For starters, you can ask your local grocery store to expand their range of local products. When I go to my local supermarket and see they’re selling apples from Argentina, I’ll ask them why they don’t just get their apples from local orchards.

It also helps to consume as many products as possible that can be grown right here in the Netherlands. In other words, it’s better to eat pears and strawberries than, say, oranges or pineapples. And stick to seasonal produce as much as you can – enjoy what the season has to offer. If we all adopt these habits, we can dramatically reduce imports of fresh foods.

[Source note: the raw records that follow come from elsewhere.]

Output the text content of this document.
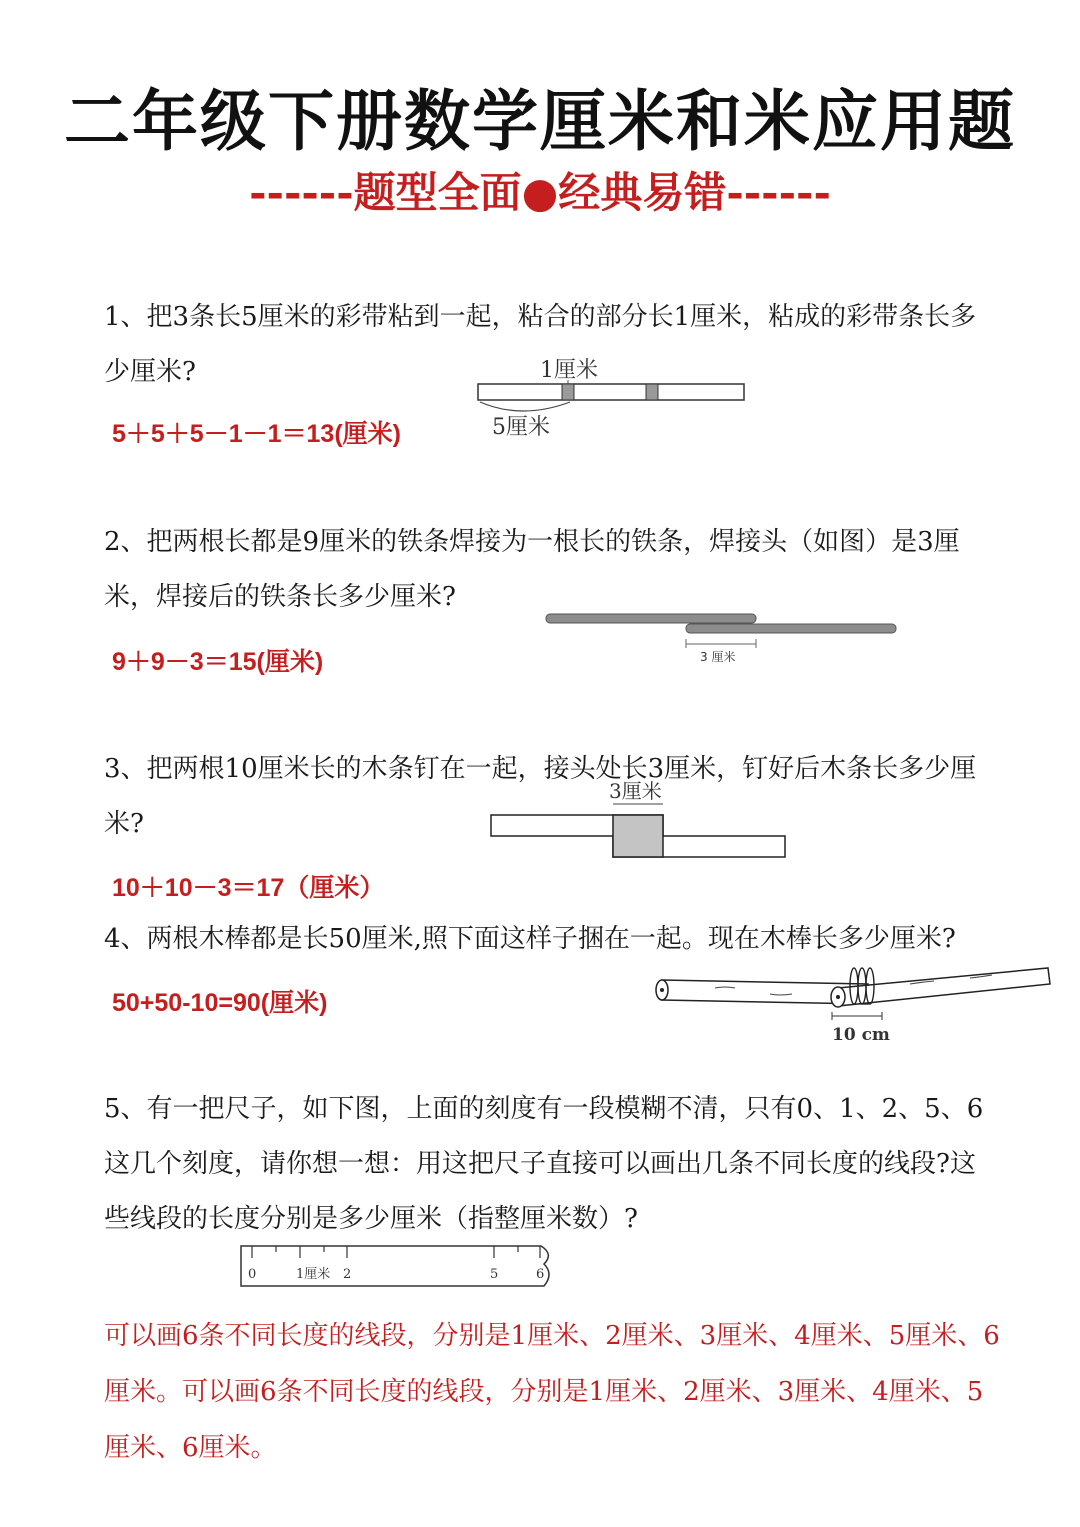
二年级下册数学厘米和米应用题
------题型全面●经典易错------
1、把3条长5厘米的彩带粘到一起，粘合的部分长1厘米，粘成的彩带条长多少厘米?
5＋5＋5－1－1＝13(厘米)
1厘米
5厘米
2、把两根长都是9厘米的铁条焊接为一根长的铁条，焊接头（如图）是3厘米，焊接后的铁条长多少厘米?
9＋9－3＝15(厘米)	3 厘米
3、把两根10厘米长的木条钉在一起，接头处长3厘米，钉好后木条长多少厘米?
10＋10－3＝17（厘米）
3厘米
4、两根木棒都是长50厘米,照下面这样子捆在一起。现在木棒长多少厘米?
50+50-10=90(厘米)
10 cm
5、有一把尺子，如下图，上面的刻度有一段模糊不清，只有0、1、2、5、6这几个刻度，请你想一想：用这把尺子直接可以画出几条不同长度的线段?这些线段的长度分别是多少厘米（指整厘米数）?
0	1厘米 2	5	6
可以画6条不同长度的线段，分别是1厘米、2厘米、3厘米、4厘米、5厘米、6厘米。可以画6条不同长度的线段，分别是1厘米、2厘米、3厘米、4厘米、5厘米、6厘米。
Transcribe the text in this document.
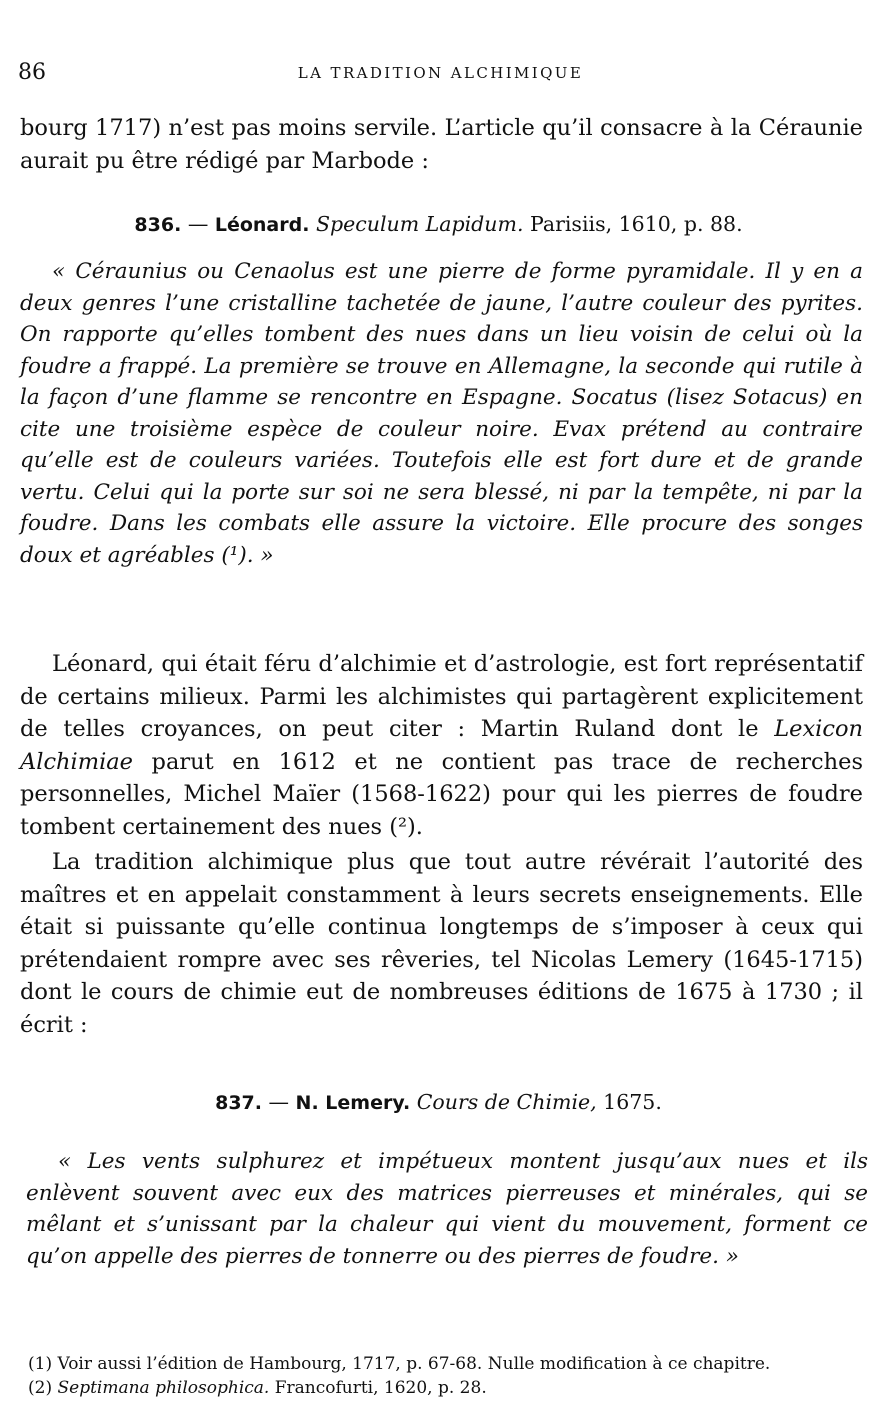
86	LA TRADITION ALCHIMIQUE

bourg 1717) n’est pas moins servile. L’article qu’il consacre à la Céraunie aurait pu être rédigé par Marbode :

836. — Léonard. Speculum Lapidum. Parisiis, 1610, p. 88.

« Céraunius ou Cenaolus est une pierre de forme pyramidale. Il y en a deux genres l’une cristalline tachetée de jaune, l’autre couleur des pyrites. On rapporte qu’elles tombent des nues dans un lieu voisin de celui où la foudre a frappé. La première se trouve en Allemagne, la seconde qui rutile à la façon d’une flamme se rencontre en Espagne. Socatus (lisez Sotacus) en cite une troisième espèce de couleur noire. Evax prétend au contraire qu’elle est de couleurs variées. Toutefois elle est fort dure et de grande vertu. Celui qui la porte sur soi ne sera blessé, ni par la tempête, ni par la foudre. Dans les combats elle assure la victoire. Elle procure des songes doux et agréables (¹). »

Léonard, qui était féru d’alchimie et d’astrologie, est fort représentatif de certains milieux. Parmi les alchimistes qui partagèrent explicitement de telles croyances, on peut citer : Martin Ruland dont le Lexicon Alchimiae parut en 1612 et ne contient pas trace de recherches personnelles, Michel Maïer (1568-1622) pour qui les pierres de foudre tombent certainement des nues (²).

La tradition alchimique plus que tout autre révérait l’autorité des maîtres et en appelait constamment à leurs secrets enseignements. Elle était si puissante qu’elle continua longtemps de s’imposer à ceux qui prétendaient rompre avec ses rêveries, tel Nicolas Lemery (1645-1715) dont le cours de chimie eut de nombreuses éditions de 1675 à 1730 ; il écrit :

837. — N. Lemery. Cours de Chimie, 1675.

« Les vents sulphurez et impétueux montent jusqu’aux nues et ils enlèvent souvent avec eux des matrices pierreuses et minérales, qui se mêlant et s’unissant par la chaleur qui vient du mouvement, forment ce qu’on appelle des pierres de tonnerre ou des pierres de foudre. »

(1) Voir aussi l’édition de Hambourg, 1717, p. 67-68. Nulle modification à ce chapitre.

(2) Septimana philosophica. Francofurti, 1620, p. 28.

You can also go to to discover all the wonderful products available in your area. I’m very proud of this national campaign, and of Rabobank’s role in sponsoring it. As of April 9, all short-supply-chain organizations operate under a single label (supportyourlocals) and are represented on a single platform. We even managed to negotiate free public-service announcements for the campaign. These supply chains are a lot stronger together and can pool their resources to develop smart logistics systems. Together, they can offer farmers many more local sales opportunities while at the same time bringing fresh, healthy meals to your table. Now that’s what I call win-win!